The last paragraph of Section 3.1.2 ("The procedure of converting the RDF graph...") is rather obscure. I think it would be a good idea to expand it and - why not? - to write out the algorithm's pseudo-code in a figure. Furthermore, it is not clear at all what the pattern of the sequences after the first iteration should be: what are T_1, T_d supposed to be? Numbers (subtree count), strings (but then, how constructed), or what?
The last paragraph of this section gives the settings used for the empirical evaluation:
- DBpedia: all the walks with d = 2 and 500 walks with d = 4, 8;
- Wikidata: all the walks with d = 2 and 200 walks with d = 4;
Then: window size = 5, # iterations = 5, negative sampling, # samples = 25, etc.
How and why were these parameter settings determined?
How sensitive is the proposed approach to these settings?
I think these are rather crucial questions, which should be addressed by the authors.
It is not completely clear how the items of the list under the paragraph starting with "We compare our approach to several baselines" relate with the row names in Tables 2ff.
Some of the abbreviations used there appear here between parentheses, but some do not and, as a consequence, the reader is (or, at least, I was) confused...
In particular, the first item, "Features derived from specific relations" (types, categories), are used in Tables 3 and 4, but they are not in Table 2. Why?
For WL, the author declare to use two pairs (?) of settings, d = 1, h = 2 and d = 2, h = 3, but then in Table 2 one finds WL_1_2 and WL_2_2 (instead of WL_2_3 which would be expected). Here, apart from the fact that two pairs of setting, for me, are 4 settings in total, stating explicitly to which label each setting corresponds would be more than helpful.
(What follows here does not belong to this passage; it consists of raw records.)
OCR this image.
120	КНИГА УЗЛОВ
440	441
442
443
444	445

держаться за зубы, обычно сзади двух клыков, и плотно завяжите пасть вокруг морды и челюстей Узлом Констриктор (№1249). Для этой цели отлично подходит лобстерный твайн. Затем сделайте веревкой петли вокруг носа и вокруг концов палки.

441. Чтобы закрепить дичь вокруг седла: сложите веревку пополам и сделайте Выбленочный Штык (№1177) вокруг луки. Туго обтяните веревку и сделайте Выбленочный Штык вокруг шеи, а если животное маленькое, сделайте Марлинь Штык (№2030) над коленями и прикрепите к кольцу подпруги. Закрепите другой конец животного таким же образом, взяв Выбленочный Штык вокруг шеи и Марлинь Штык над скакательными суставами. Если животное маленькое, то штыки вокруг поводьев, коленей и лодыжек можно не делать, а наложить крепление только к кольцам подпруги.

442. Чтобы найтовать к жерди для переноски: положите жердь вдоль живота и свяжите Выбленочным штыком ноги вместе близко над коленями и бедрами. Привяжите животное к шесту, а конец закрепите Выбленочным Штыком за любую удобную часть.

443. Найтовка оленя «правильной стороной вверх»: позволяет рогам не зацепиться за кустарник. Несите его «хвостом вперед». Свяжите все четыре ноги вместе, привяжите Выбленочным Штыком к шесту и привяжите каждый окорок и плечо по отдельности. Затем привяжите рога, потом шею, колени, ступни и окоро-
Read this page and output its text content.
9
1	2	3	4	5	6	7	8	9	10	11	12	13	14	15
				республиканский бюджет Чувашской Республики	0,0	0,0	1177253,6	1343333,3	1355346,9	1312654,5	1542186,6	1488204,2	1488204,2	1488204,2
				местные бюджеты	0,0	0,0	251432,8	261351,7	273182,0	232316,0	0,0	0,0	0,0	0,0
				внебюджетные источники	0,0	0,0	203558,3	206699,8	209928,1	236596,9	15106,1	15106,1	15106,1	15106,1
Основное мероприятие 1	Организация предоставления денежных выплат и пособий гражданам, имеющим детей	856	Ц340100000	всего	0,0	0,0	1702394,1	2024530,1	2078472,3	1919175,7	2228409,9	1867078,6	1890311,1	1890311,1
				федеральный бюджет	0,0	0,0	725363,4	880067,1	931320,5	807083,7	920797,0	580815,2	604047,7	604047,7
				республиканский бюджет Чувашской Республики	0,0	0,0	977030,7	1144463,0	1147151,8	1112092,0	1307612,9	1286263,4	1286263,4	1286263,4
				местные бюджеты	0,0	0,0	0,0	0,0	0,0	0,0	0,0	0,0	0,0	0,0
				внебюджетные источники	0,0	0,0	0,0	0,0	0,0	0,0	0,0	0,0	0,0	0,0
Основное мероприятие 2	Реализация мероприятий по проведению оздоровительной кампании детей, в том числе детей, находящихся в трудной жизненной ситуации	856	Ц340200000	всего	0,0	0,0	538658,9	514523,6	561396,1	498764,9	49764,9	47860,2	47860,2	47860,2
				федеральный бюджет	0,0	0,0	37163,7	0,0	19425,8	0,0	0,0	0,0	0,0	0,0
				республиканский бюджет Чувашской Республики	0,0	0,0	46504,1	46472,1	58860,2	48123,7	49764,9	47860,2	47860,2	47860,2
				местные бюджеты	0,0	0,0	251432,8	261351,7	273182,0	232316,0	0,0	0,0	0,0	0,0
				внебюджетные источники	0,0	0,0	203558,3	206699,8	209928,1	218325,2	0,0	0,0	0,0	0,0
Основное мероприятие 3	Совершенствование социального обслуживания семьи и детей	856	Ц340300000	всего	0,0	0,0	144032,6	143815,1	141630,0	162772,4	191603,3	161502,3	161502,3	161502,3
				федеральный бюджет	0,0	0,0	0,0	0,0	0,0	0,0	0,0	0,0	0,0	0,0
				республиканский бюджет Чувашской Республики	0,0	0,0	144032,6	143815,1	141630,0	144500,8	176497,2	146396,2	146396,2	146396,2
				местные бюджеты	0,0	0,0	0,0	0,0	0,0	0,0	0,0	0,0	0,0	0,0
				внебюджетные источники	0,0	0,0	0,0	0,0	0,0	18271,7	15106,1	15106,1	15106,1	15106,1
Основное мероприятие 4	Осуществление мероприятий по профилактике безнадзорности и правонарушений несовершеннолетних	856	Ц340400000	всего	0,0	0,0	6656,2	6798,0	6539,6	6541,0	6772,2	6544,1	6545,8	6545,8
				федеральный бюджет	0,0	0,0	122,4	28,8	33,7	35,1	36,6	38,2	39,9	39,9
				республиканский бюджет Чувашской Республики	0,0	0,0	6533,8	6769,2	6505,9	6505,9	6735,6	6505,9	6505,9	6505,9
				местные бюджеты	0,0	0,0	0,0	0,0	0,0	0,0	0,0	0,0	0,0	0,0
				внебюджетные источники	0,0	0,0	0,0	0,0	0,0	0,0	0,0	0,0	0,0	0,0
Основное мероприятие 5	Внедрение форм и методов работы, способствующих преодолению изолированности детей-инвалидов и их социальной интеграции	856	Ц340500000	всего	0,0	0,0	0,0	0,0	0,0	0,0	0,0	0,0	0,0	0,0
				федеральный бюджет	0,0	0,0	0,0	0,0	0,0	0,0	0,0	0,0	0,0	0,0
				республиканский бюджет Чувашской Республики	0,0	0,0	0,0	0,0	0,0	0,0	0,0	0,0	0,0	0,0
Then, in Section 5.2, the authors observe that the Wikidata SG 500 vectors outperform the other approaches. Do they have any explanation to offer as to why this happens?
Typos and Other Minor Points
On page 1, "Most algorithms work with a propositional feature vector...": I would rather say "Most *data mining* algorithms", which is what really the article is about.
Section 2.2.1, "word-distributed-based" -> "word-distribution-based".
Section 3.1.1, "in the vertex v" -> "in vertex v".
Section 3.2, "recent advancements in the field" -> "recent advances in the field".
"several efficient approaches has been proposed" -> ... have been proposed
"One of the most popular and widely used is..." -> "One of the most popular and widely used * approaches* is..."
Section 3.2.1, "comprised from all" -> "comprised of all"
Section 5.1, "The dataset contains of three..." -> "... contains three..."
Just before Section 6.1, "Google"and "Mark Zuckenberg are not similar at all, and have low relatedness value: I would rather say that they have a *somehow lower* relatedness value. After all, Google is a very successful Internet company and Mr Zuckerberg is the founder of a very successful Internet company (albeit, admittedly, not the same one)...
Section 7.1, "the strength of ith variable" -> "the strength of the ith variable".
Section 7.3.1, "For the sake of true," -> "For the sake of truth";
"the highest value of precision is gained" -> "... is achieved/obtained";
"films" -> "movies".
Section 7.3.2, "We remember that..." -> "We remind that..."
Section 8, "can be costly" -> "can be (computationally) expensive".